Ich habe ein wunderschönes Beispiel aus der Geschichte warum man derlei Daten nicht sammeln sollte. Kurz vor dem zweiten Weltkrieg gab es in den Niederlanden eine Volkszählung, wobei z.B. auch die Religion der Einwohner abgefragt und gespeichert wurde. Offiziell wollte man damit den Städtebau optimieren, damit man weiß wo man Synagogen, Kirchen und andere Einrichtungen bauen muss. Als dann die Nazis die Niederlande besetzt hatten, haben sie mit hilfer dieser gesammelten Daten alle Juden, Sinti, Roma,… abgeholt, deportiert, gefoltert und ermordet. Das war nur möglich weil ein paar Idioten gutes tun wollten und die Konsequenzen ihres handelns nicht annähernd überblickt haben. Ich befürchte das ist damals wie heute.

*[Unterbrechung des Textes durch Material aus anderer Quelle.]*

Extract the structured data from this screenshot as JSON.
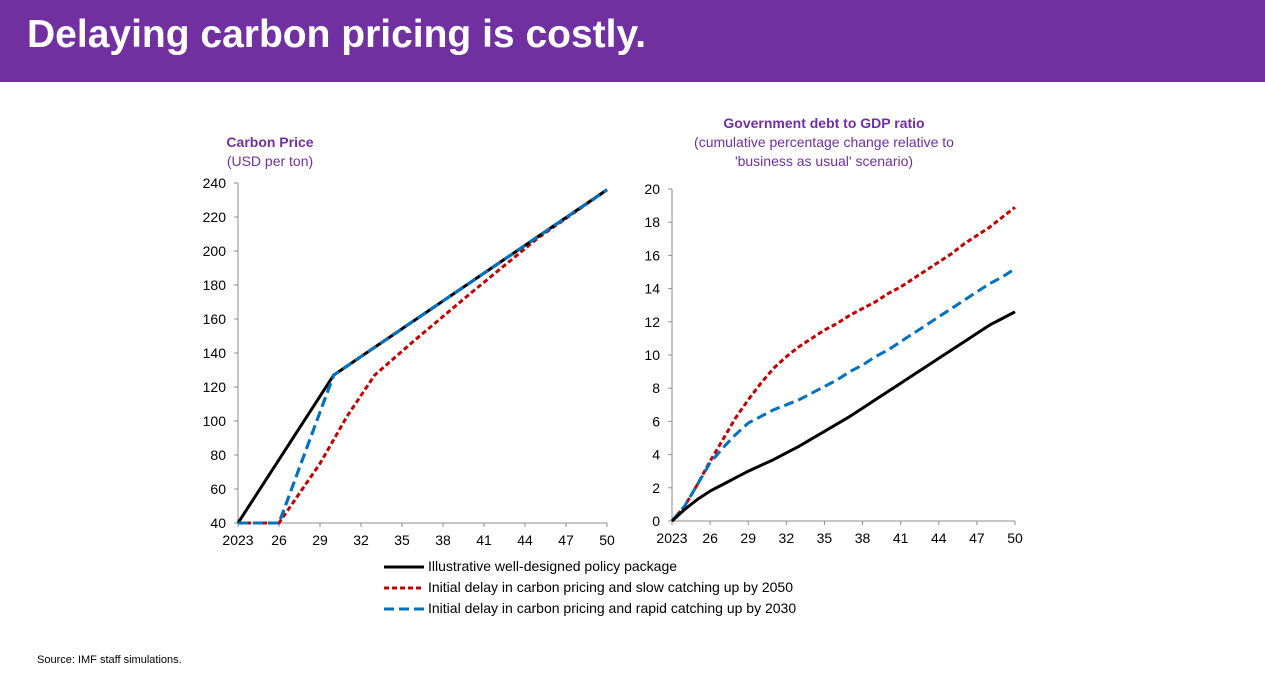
{
  "slide": {
    "title": "Delaying carbon pricing is costly.",
    "source": "Source: IMF staff simulations."
  },
  "colors": {
    "banner": "#7030a0",
    "title_text": "#ffffff",
    "chart_title": "#7030a0",
    "series_black": "#000000",
    "series_red": "#c00000",
    "series_blue": "#0070c0"
  },
  "legend": [
    {
      "label": "Illustrative well-designed policy package",
      "color": "#000000",
      "dash": "solid"
    },
    {
      "label": "Initial delay in carbon pricing and slow catching up by 2050",
      "color": "#c00000",
      "dash": "dashed"
    },
    {
      "label": "Initial delay in carbon pricing and rapid catching up by 2030",
      "color": "#0070c0",
      "dash": "dashed"
    }
  ],
  "chart_data": [
    {
      "type": "line",
      "title": "Carbon Price",
      "subtitle": "(USD per ton)",
      "xlim": [
        2023,
        2050
      ],
      "ylim": [
        40,
        240
      ],
      "xticks": [
        2023,
        2026,
        2029,
        2032,
        2035,
        2038,
        2041,
        2044,
        2047,
        2050
      ],
      "xtick_labels": [
        "2023",
        "26",
        "29",
        "32",
        "35",
        "38",
        "41",
        "44",
        "47",
        "50"
      ],
      "yticks": [
        40,
        60,
        80,
        100,
        120,
        140,
        160,
        180,
        200,
        220,
        240
      ],
      "grid": false,
      "series": [
        {
          "name": "Illustrative well-designed policy package",
          "color": "#000000",
          "dash": "solid",
          "x": [
            2023,
            2030,
            2050
          ],
          "y": [
            40,
            127,
            236
          ]
        },
        {
          "name": "Initial delay in carbon pricing and slow catching up by 2050",
          "color": "#c00000",
          "dash": "dashed",
          "x": [
            2023,
            2026,
            2029,
            2031,
            2033,
            2036,
            2040,
            2045,
            2050
          ],
          "y": [
            40,
            40,
            75,
            103,
            127,
            148,
            175,
            208,
            236
          ]
        },
        {
          "name": "Initial delay in carbon pricing and rapid catching up by 2030",
          "color": "#0070c0",
          "dash": "dashed",
          "x": [
            2023,
            2026,
            2030,
            2050
          ],
          "y": [
            40,
            40,
            127,
            236
          ]
        }
      ]
    },
    {
      "type": "line",
      "title": "Government debt to GDP ratio",
      "subtitle": [
        "(cumulative percentage change relative to",
        "'business as usual' scenario)"
      ],
      "xlim": [
        2023,
        2050
      ],
      "ylim": [
        0,
        20
      ],
      "xticks": [
        2023,
        2026,
        2029,
        2032,
        2035,
        2038,
        2041,
        2044,
        2047,
        2050
      ],
      "xtick_labels": [
        "2023",
        "26",
        "29",
        "32",
        "35",
        "38",
        "41",
        "44",
        "47",
        "50"
      ],
      "yticks": [
        0,
        2,
        4,
        6,
        8,
        10,
        12,
        14,
        16,
        18,
        20
      ],
      "grid": false,
      "series": [
        {
          "name": "Illustrative well-designed policy package",
          "color": "#000000",
          "dash": "solid",
          "x": [
            2023,
            2024,
            2025,
            2026,
            2027,
            2028,
            2029,
            2030,
            2031,
            2032,
            2033,
            2034,
            2035,
            2036,
            2037,
            2038,
            2039,
            2040,
            2041,
            2042,
            2043,
            2044,
            2045,
            2046,
            2047,
            2048,
            2049,
            2050
          ],
          "y": [
            0,
            0.7,
            1.3,
            1.8,
            2.2,
            2.6,
            3.0,
            3.35,
            3.7,
            4.1,
            4.5,
            4.95,
            5.4,
            5.85,
            6.3,
            6.8,
            7.3,
            7.8,
            8.3,
            8.8,
            9.3,
            9.8,
            10.3,
            10.8,
            11.3,
            11.8,
            12.2,
            12.6
          ]
        },
        {
          "name": "Initial delay in carbon pricing and slow catching up by 2050",
          "color": "#c00000",
          "dash": "dashed",
          "x": [
            2023,
            2024,
            2025,
            2026,
            2027,
            2028,
            2029,
            2030,
            2031,
            2032,
            2033,
            2034,
            2035,
            2036,
            2037,
            2038,
            2039,
            2040,
            2041,
            2042,
            2043,
            2044,
            2045,
            2046,
            2047,
            2048,
            2049,
            2050
          ],
          "y": [
            0,
            0.9,
            2.2,
            3.6,
            4.9,
            6.2,
            7.3,
            8.3,
            9.2,
            9.9,
            10.5,
            11.0,
            11.5,
            11.9,
            12.4,
            12.8,
            13.2,
            13.7,
            14.1,
            14.6,
            15.1,
            15.6,
            16.1,
            16.7,
            17.2,
            17.7,
            18.3,
            18.9
          ]
        },
        {
          "name": "Initial delay in carbon pricing and rapid catching up by 2030",
          "color": "#0070c0",
          "dash": "dashed",
          "x": [
            2023,
            2024,
            2025,
            2026,
            2027,
            2028,
            2029,
            2030,
            2031,
            2032,
            2033,
            2034,
            2035,
            2036,
            2037,
            2038,
            2039,
            2040,
            2041,
            2042,
            2043,
            2044,
            2045,
            2046,
            2047,
            2048,
            2049,
            2050
          ],
          "y": [
            0,
            0.9,
            2.2,
            3.5,
            4.4,
            5.2,
            5.9,
            6.3,
            6.7,
            7.0,
            7.3,
            7.7,
            8.1,
            8.5,
            9.0,
            9.4,
            9.9,
            10.3,
            10.8,
            11.3,
            11.8,
            12.3,
            12.8,
            13.3,
            13.8,
            14.3,
            14.7,
            15.2
          ]
        }
      ]
    }
  ]
}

Im Lichte des NSA Skandals derlei gefährliche Überwachungsmaßnahmen zu fordern, die offensichtlich nicht benötigt werden - bisher ging es ja auch ohne - zeigt klar wo die Prioritäten der Regierung liegen. Der Schutz des Rechtsstaates, der Unschuldsvermutung, und die Privatsphäre der eigenen Bürger ist es sicher nicht!

Verdachtsunabhängige Rasterfahndung und Vorratsdatenspeicherung aller deutscher Verkehrsteilnehmer ist unverhältnismäßig, grob fahrlässig, macht uns alle unsicherer, untergräbt die Demokratie und den Rechtsstaat und gibt den Geheimdiensten noch mehr Daten und Missbrauchspotential.

Update Nov 7th 2013

Jemand scheint dem Friedrich und dem Krings ein neues Memo geschickt zu haben, jetzt wird öffentlich zurück gerudert. Schöner Versuch.